Foto C - De foto's zijn digitaal samengevoegd met behulp van panoramasoftware. Aangezien de boom op de voorgrond echter leek te zijn verplaatst ten opzichte van de kerk, staat deze er tweemaal op.
Dit wordt een 'parallaxfout' genoemd. Als u foto's samenvoegt, wordt deze fout niet verholpen door de panoramasoftware.


stitch2        

Om deze fout te voorkomen, moet u de camera draaien rond het optische middelpunt van de lens. Het optische middelpunt van een lens is het punt in de lens waar de lichtbanen elkaar kruisen voor ze samenkomen op de camerasensor of de film. Als u de camera roteert op een statief, treedt er vrijwel zeker een parallaxfout op. Daarom moet u eerst het middelpunt zoeken en vervolgens de camera zo bevestigen dat deze rond dat punt kan worden gedraaid.

stitch6

Dit is mogelijk met behulp van een panoramakop die u op een statief kunt bevestigen. U bevestigt de camera op een dergelijke kop, waarna u de positie kunt aanpassen en de camera/lens kunt draaien rond het optische middelpunt. Twee fabrikanten van panoramakoppen zijn Kaiden en Manfrotto.

stitch8

Het middelpunt bevindt zich op een bepaalde afstand ten opzichte van het voorste oppervlak van de lens. Nikon maakt deze informatie niet openbaar, maar het is mogelijk een benadering van het optische middelpunt te berekenen door de onderstaande stappen uit te voeren. Uitgebreidere informatie vindt u bij fabrikanten van panoramakoppen.

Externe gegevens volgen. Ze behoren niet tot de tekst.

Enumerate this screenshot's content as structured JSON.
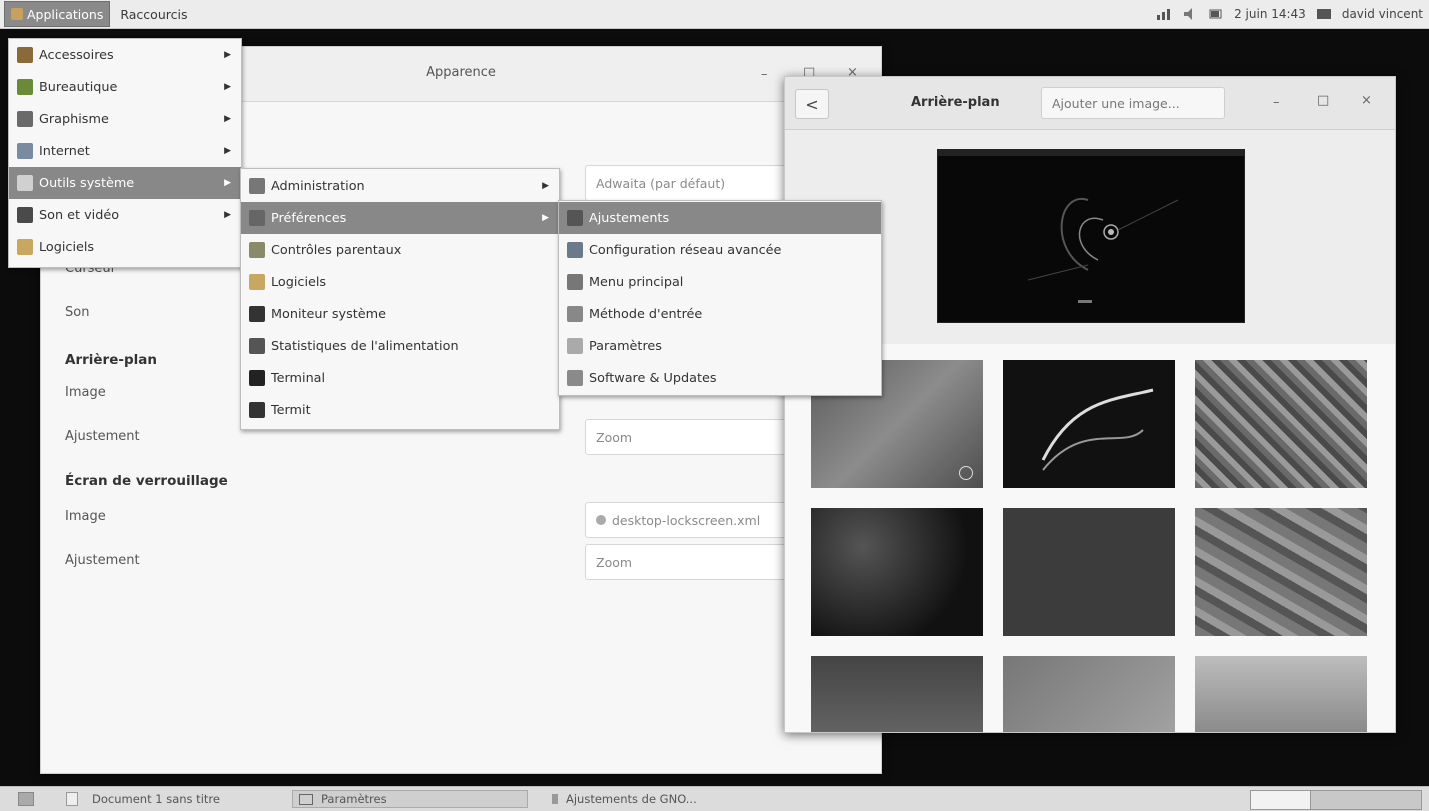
{
  "topbar": {
    "applications": "Applications",
    "shortcuts": "Raccourcis",
    "datetime": "2 juin 14:43",
    "user": "david vincent",
    "icons": [
      "network-icon",
      "volume-icon",
      "battery-icon",
      "user-icon"
    ]
  },
  "apparence": {
    "title": "Apparence",
    "theme_value": "Adwaita (par défaut)",
    "labels": {
      "cursor": "Curseur",
      "sound": "Son",
      "background_section": "Arrière-plan",
      "bg_image": "Image",
      "bg_adjust": "Ajustement",
      "lock_section": "Écran de verrouillage",
      "lock_image": "Image",
      "lock_adjust": "Ajustement"
    },
    "bg_adjust_value": "Zoom",
    "lock_image_value": "desktop-lockscreen.xml",
    "lock_adjust_value": "Zoom"
  },
  "background_dialog": {
    "title": "Arrière-plan",
    "add_image": "Ajouter une image...",
    "back": "<"
  },
  "menu_main": [
    {
      "label": "Accessoires",
      "icon": "accessories-icon",
      "submenu": true
    },
    {
      "label": "Bureautique",
      "icon": "office-icon",
      "submenu": true
    },
    {
      "label": "Graphisme",
      "icon": "graphics-icon",
      "submenu": true
    },
    {
      "label": "Internet",
      "icon": "internet-icon",
      "submenu": true
    },
    {
      "label": "Outils système",
      "icon": "system-tools-icon",
      "submenu": true,
      "selected": true
    },
    {
      "label": "Son et vidéo",
      "icon": "multimedia-icon",
      "submenu": true
    },
    {
      "label": "Logiciels",
      "icon": "software-icon",
      "submenu": false
    }
  ],
  "menu_system": [
    {
      "label": "Administration",
      "icon": "administration-icon",
      "submenu": true
    },
    {
      "label": "Préférences",
      "icon": "preferences-icon",
      "submenu": true,
      "selected": true
    },
    {
      "label": "Contrôles parentaux",
      "icon": "parental-controls-icon",
      "submenu": false
    },
    {
      "label": "Logiciels",
      "icon": "software-icon",
      "submenu": false
    },
    {
      "label": "Moniteur système",
      "icon": "system-monitor-icon",
      "submenu": false
    },
    {
      "label": "Statistiques de l'alimentation",
      "icon": "power-statistics-icon",
      "submenu": false
    },
    {
      "label": "Terminal",
      "icon": "terminal-icon",
      "submenu": false
    },
    {
      "label": "Termit",
      "icon": "termit-icon",
      "submenu": false
    }
  ],
  "menu_prefs": [
    {
      "label": "Ajustements",
      "icon": "tweaks-icon",
      "selected": true
    },
    {
      "label": "Configuration réseau avancée",
      "icon": "network-config-icon"
    },
    {
      "label": "Menu principal",
      "icon": "main-menu-icon"
    },
    {
      "label": "Méthode d'entrée",
      "icon": "input-method-icon"
    },
    {
      "label": "Paramètres",
      "icon": "settings-icon"
    },
    {
      "label": "Software & Updates",
      "icon": "software-updates-icon"
    }
  ],
  "taskbar": {
    "tasks": [
      "Document 1 sans titre",
      "Paramètres",
      "Ajustements de GNO..."
    ]
  },
  "colors": {
    "menu_selected": "#888888",
    "panel": "#ececec"
  }
}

1. Plaats de camera in het midden. Zorg ervoor dat de cameralens zich recht boven het draaipunt bevindt. Controleer dit door vanaf de voorkant naar de camera op het statief te kijken.

stitch7

2. Corrigeer de parallaxfout. U zoekt en corrigeert de parallaxfout door de onderstaande oefening uit te voeren met behulp van een camera, een statief met een panoramakop, een tafel en vier pennen. (U kunt hiervoor het beste dikke stiften gebruiken die rechtop blijven staan.) Plaats de pennen zoals in de onderstaande illustratie. Plaats de camera op het statief met behulp van de panoramakop, zodat de dichtstbijzijnde en verste pennen tegelijk zichtbaar zijn op het LCD-scherm van de camera (of in de zoeker als u een SLR gebruikt). De voorste pennen moeten dichter bij elkaar staan dan de achterste pennen.

stitch3

      
Tafel gezien van boven en van opzij, zodat de positie van de pennen duidelijk is.
Lijn de pennen uit met behulp van het LCD-scherm of de zoeker van de SLR en draai de camera van links naar rechts, zodat de pennen van de linkerkant naar de rechterkant van het LCD-scherm bewegen. Let op de relatieve beweging van de pennen terwijl de camera draait. Verplaats de camera naar voren of naar achteren met behulp van de panoramakop tot er geen relatieve beweging van de pennen meer plaatsvindt terwijl de camera draait.

 stitch5
    

 
3. Zet de camera waterpas. Gebruik hiervoor de luchtbelwaterpas op het statief of, indien deze niet aanwezig is, gebruik een losse waterpas.

Softwarefabrikanten hebben vaak specifieke gegevens over bijvoorbeeld Nikon lenzen nodig om lensvervorming te voorkomen wanneer ze panoramasoftware ontwerpen. Nikon kan deze informatie echter niet verstrekken aangezien deze onder de bedrijfsgeheimen valt.